Define $g=\inf_sg_s$. If $g_s$ is upper semicontinuous then so is $g$?

Question

Define $g_s(x)=\begin{cases}1\quad x\in\overline {V_s}\\s\quad o.c. \end{cases}$

$s\in(0,1).$

$g_s$ is upper semicontinuous because $\{x:g_s(x)<a\}$ for all $a$ real is open.

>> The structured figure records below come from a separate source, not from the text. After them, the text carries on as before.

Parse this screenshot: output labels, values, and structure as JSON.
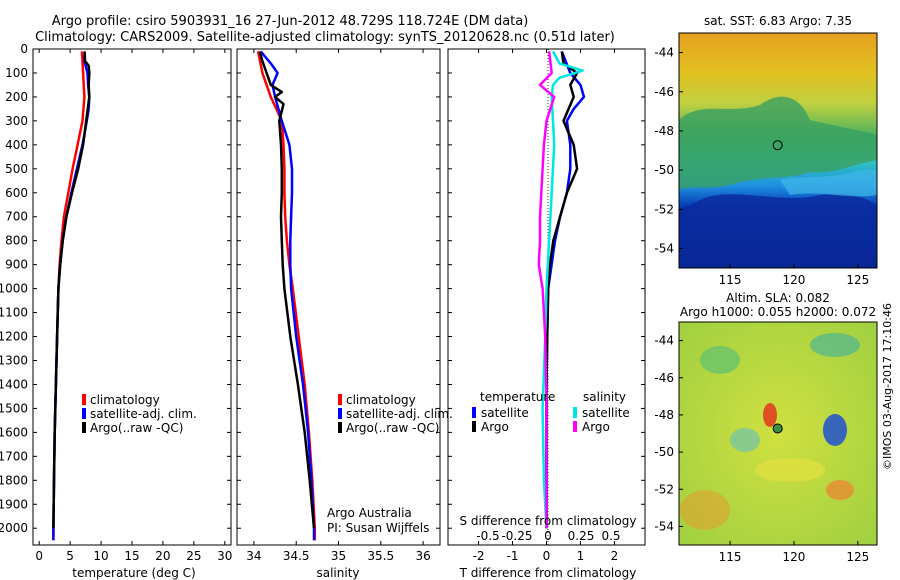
{
  "title_line1": "Argo profile: csiro 5903931_16 27-Jun-2012 48.729S 118.724E (DM data)",
  "title_line2": "Climatology: CARS2009. Satellite-adjusted climatology: synTS_20120628.nc (0.51d later)",
  "colors": {
    "climatology": "#ff0000",
    "satellite": "#0000ff",
    "argo": "#000000",
    "sal_satellite": "#00e5e5",
    "sal_argo": "#ff00ff"
  },
  "legend": {
    "climatology": "climatology",
    "satellite_adj": "satellite-adj. clim.",
    "argo_raw": "Argo(..raw -QC)"
  },
  "diff_legend": {
    "temperature_head": "temperature",
    "salinity_head": "salinity",
    "satellite": "satellite",
    "argo": "Argo"
  },
  "credits": {
    "line1": "Argo Australia",
    "line2": "PI: Susan Wijffels"
  },
  "map_sst": {
    "title": "sat. SST: 6.83 Argo: 7.35",
    "yticks": [
      "-44",
      "-46",
      "-48",
      "-50",
      "-52",
      "-54"
    ],
    "xticks": [
      "115",
      "120",
      "125"
    ],
    "float_lon": 118.724,
    "float_lat": -48.729
  },
  "map_sla": {
    "title_line1": "Altim. SLA: 0.082",
    "title_line2": "Argo h1000: 0.055 h2000: 0.072",
    "yticks": [
      "-44",
      "-46",
      "-48",
      "-50",
      "-52",
      "-54"
    ],
    "xticks": [
      "115",
      "120",
      "125"
    ],
    "float_lon": 118.724,
    "float_lat": -48.729
  },
  "watermark": "©IMOS 03-Aug-2017 17:10:46",
  "chart_data": [
    {
      "type": "line",
      "panel": "temperature",
      "xlabel": "temperature (deg C)",
      "xlim": [
        -1,
        31
      ],
      "xticks": [
        "0",
        "5",
        "10",
        "15",
        "20",
        "25",
        "30"
      ],
      "ylim": [
        2070,
        0
      ],
      "yticks": [
        "0",
        "100",
        "200",
        "300",
        "400",
        "500",
        "600",
        "700",
        "800",
        "900",
        "1000",
        "1100",
        "1200",
        "1300",
        "1400",
        "1500",
        "1600",
        "1700",
        "1800",
        "1900",
        "2000"
      ],
      "series": [
        {
          "name": "climatology",
          "y": [
            10,
            100,
            200,
            300,
            400,
            500,
            600,
            700,
            800,
            900,
            1000,
            1200,
            1400,
            1600,
            1800,
            2000,
            2050
          ],
          "x": [
            6.9,
            7.1,
            7.3,
            7.0,
            6.2,
            5.4,
            4.7,
            4.0,
            3.6,
            3.3,
            3.1,
            2.9,
            2.7,
            2.5,
            2.4,
            2.3,
            2.3
          ]
        },
        {
          "name": "satellite-adj. clim.",
          "y": [
            10,
            50,
            100,
            150,
            200,
            250,
            300,
            400,
            500,
            600,
            700,
            800,
            900,
            1000,
            1200,
            1400,
            1600,
            1800,
            2000,
            2050
          ],
          "x": [
            7.35,
            7.3,
            7.8,
            7.9,
            8.1,
            8.0,
            7.7,
            7.0,
            6.1,
            5.2,
            4.4,
            3.8,
            3.4,
            3.1,
            2.9,
            2.7,
            2.5,
            2.4,
            2.3,
            2.3
          ]
        },
        {
          "name": "Argo(..raw -QC)",
          "y": [
            10,
            50,
            70,
            100,
            150,
            200,
            240,
            300,
            400,
            500,
            600,
            700,
            800,
            900,
            1000,
            1200,
            1400,
            1600,
            1800,
            2000
          ],
          "x": [
            7.35,
            7.4,
            8.0,
            8.1,
            8.0,
            8.1,
            7.9,
            7.6,
            7.1,
            6.3,
            5.3,
            4.4,
            3.8,
            3.4,
            3.1,
            2.9,
            2.7,
            2.5,
            2.4,
            2.3
          ]
        }
      ]
    },
    {
      "type": "line",
      "panel": "salinity",
      "xlabel": "salinity",
      "xlim": [
        33.8,
        36.2
      ],
      "xticks": [
        "34",
        "34.5",
        "35",
        "35.5",
        "36"
      ],
      "ylim": [
        2070,
        0
      ],
      "series": [
        {
          "name": "climatology",
          "y": [
            10,
            100,
            200,
            300,
            400,
            500,
            600,
            700,
            800,
            900,
            1000,
            1200,
            1400,
            1600,
            1800,
            2000,
            2050
          ],
          "x": [
            34.05,
            34.1,
            34.2,
            34.33,
            34.35,
            34.36,
            34.36,
            34.37,
            34.39,
            34.42,
            34.46,
            34.53,
            34.6,
            34.65,
            34.69,
            34.72,
            34.72
          ]
        },
        {
          "name": "satellite-adj. clim.",
          "y": [
            10,
            60,
            100,
            150,
            200,
            300,
            400,
            500,
            600,
            700,
            800,
            900,
            1000,
            1200,
            1400,
            1600,
            1800,
            2000,
            2050
          ],
          "x": [
            34.08,
            34.2,
            34.28,
            34.22,
            34.25,
            34.33,
            34.42,
            34.45,
            34.45,
            34.44,
            34.43,
            34.43,
            34.44,
            34.5,
            34.58,
            34.64,
            34.68,
            34.71,
            34.71
          ]
        },
        {
          "name": "Argo(..raw -QC)",
          "y": [
            10,
            50,
            100,
            150,
            180,
            200,
            230,
            300,
            400,
            500,
            600,
            700,
            800,
            900,
            1000,
            1200,
            1400,
            1600,
            1800,
            2000
          ],
          "x": [
            34.07,
            34.1,
            34.15,
            34.2,
            34.33,
            34.25,
            34.35,
            34.3,
            34.32,
            34.33,
            34.33,
            34.32,
            34.33,
            34.34,
            34.36,
            34.43,
            34.52,
            34.6,
            34.66,
            34.71
          ]
        }
      ]
    },
    {
      "type": "line",
      "panel": "differences",
      "xlabel": "T difference from climatology",
      "xlabel_top": "S difference from climatology",
      "xlim_T": [
        -2.9,
        2.9
      ],
      "xticks_T": [
        "-2",
        "-1",
        "0",
        "1",
        "2"
      ],
      "xticks_S": [
        "-0.5",
        "-0.25",
        "0",
        "0.25",
        "0.5"
      ],
      "ylim": [
        2070,
        0
      ],
      "series": [
        {
          "name": "temperature satellite",
          "y": [
            10,
            100,
            150,
            200,
            250,
            300,
            400,
            500,
            600,
            700,
            800,
            900,
            1000,
            1200,
            1400,
            1600,
            1800,
            2000
          ],
          "x": [
            0.45,
            0.7,
            1.0,
            1.1,
            0.8,
            0.6,
            0.7,
            0.7,
            0.6,
            0.4,
            0.25,
            0.15,
            0.05,
            0.02,
            0.0,
            0.0,
            0.0,
            0.0
          ]
        },
        {
          "name": "temperature Argo",
          "y": [
            10,
            60,
            100,
            150,
            200,
            300,
            400,
            500,
            600,
            700,
            800,
            900,
            1000,
            1200,
            1400,
            1600,
            1800,
            2000
          ],
          "x": [
            0.45,
            0.5,
            0.9,
            0.7,
            0.8,
            0.5,
            0.8,
            0.9,
            0.6,
            0.4,
            0.2,
            0.1,
            0.05,
            0.02,
            0.0,
            0.0,
            0.0,
            0.0
          ]
        },
        {
          "name": "salinity satellite",
          "y": [
            10,
            60,
            90,
            120,
            150,
            200,
            300,
            400,
            600,
            800,
            1000,
            1200,
            1500,
            1800,
            2000
          ],
          "x": [
            0.05,
            0.1,
            0.28,
            0.1,
            0.05,
            0.04,
            0.05,
            0.06,
            0.04,
            0.02,
            0.0,
            -0.01,
            -0.03,
            -0.02,
            0.0
          ]
        },
        {
          "name": "salinity Argo",
          "y": [
            10,
            100,
            150,
            200,
            300,
            400,
            500,
            600,
            700,
            800,
            900,
            1000,
            1200,
            1500,
            1800,
            2000
          ],
          "x": [
            0.02,
            0.04,
            -0.05,
            0.06,
            0.0,
            -0.02,
            -0.03,
            -0.04,
            -0.05,
            -0.05,
            -0.06,
            -0.03,
            -0.01,
            0.0,
            0.0,
            0.0
          ]
        }
      ]
    }
  ]
}
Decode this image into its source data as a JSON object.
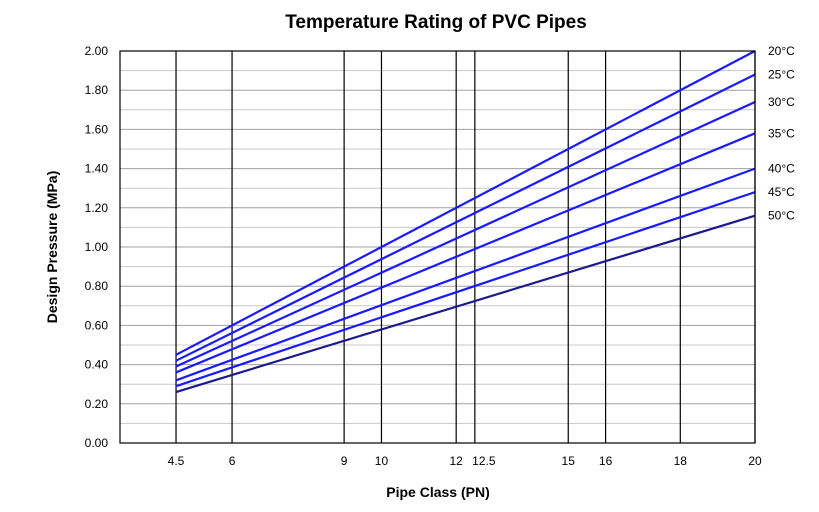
{
  "chart_data": {
    "type": "line",
    "title": "Temperature Rating of PVC Pipes",
    "xlabel": "Pipe Class (PN)",
    "ylabel": "Design Pressure (MPa)",
    "xlim": [
      3,
      20
    ],
    "ylim": [
      0,
      2.0
    ],
    "x_ticks": [
      4.5,
      6,
      9,
      10,
      12,
      12.5,
      15,
      16,
      18,
      20
    ],
    "x_tick_labels": [
      "4.5",
      "6",
      "9",
      "10",
      "12",
      "12.5",
      "15",
      "16",
      "18",
      "20"
    ],
    "y_ticks": [
      0,
      0.2,
      0.4,
      0.6,
      0.8,
      1.0,
      1.2,
      1.4,
      1.6,
      1.8,
      2.0
    ],
    "y_tick_labels": [
      "0.00",
      "0.20",
      "0.40",
      "0.60",
      "0.80",
      "1.00",
      "1.20",
      "1.40",
      "1.60",
      "1.80",
      "2.00"
    ],
    "grid": true,
    "legend": "right",
    "series": [
      {
        "name": "20°C",
        "x": [
          4.5,
          20
        ],
        "y": [
          0.45,
          2.0
        ],
        "color": "#1a1aff"
      },
      {
        "name": "25°C",
        "x": [
          4.5,
          20
        ],
        "y": [
          0.42,
          1.88
        ],
        "color": "#1a1aff"
      },
      {
        "name": "30°C",
        "x": [
          4.5,
          20
        ],
        "y": [
          0.39,
          1.74
        ],
        "color": "#1a1aff"
      },
      {
        "name": "35°C",
        "x": [
          4.5,
          20
        ],
        "y": [
          0.36,
          1.58
        ],
        "color": "#1a1aff"
      },
      {
        "name": "40°C",
        "x": [
          4.5,
          20
        ],
        "y": [
          0.32,
          1.4
        ],
        "color": "#1a1aff"
      },
      {
        "name": "45°C",
        "x": [
          4.5,
          20
        ],
        "y": [
          0.29,
          1.28
        ],
        "color": "#1a1aff"
      },
      {
        "name": "50°C",
        "x": [
          4.5,
          20
        ],
        "y": [
          0.26,
          1.16
        ],
        "color": "#1a1a8c"
      }
    ]
  }
}
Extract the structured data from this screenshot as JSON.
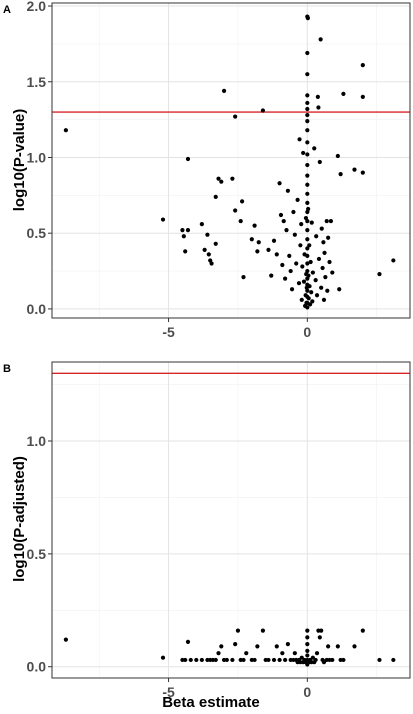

Can we still say that $g=\inf_sg_s$ is upper semicontinuos?

Answer 1

$\{x:\inf g_s (x) <a\}=\cup_s \{x:g_s(x) <a\}$. since union of open sets is open it follows that $\inf_s g_s$ is upper semicontinuous.

Answer 2

Yes, the claim is true: fix $a\in\mathbb R$ and let $x_0\in V=\{x:g(x)<a\}$. By hypothesis, there is a $g_s$ such that $g_s(x_0)<r<a.$ And since $g_s$ is upper semicontinuous, there is an open set $U\ni x_0$ such that $x\in U\Rightarrow g_s(x)<r$. Thus, if $x\in U$, then $g(x)<g_s(x)<r<a$ so $V$ is open and so $g$ is upper semicontinuous.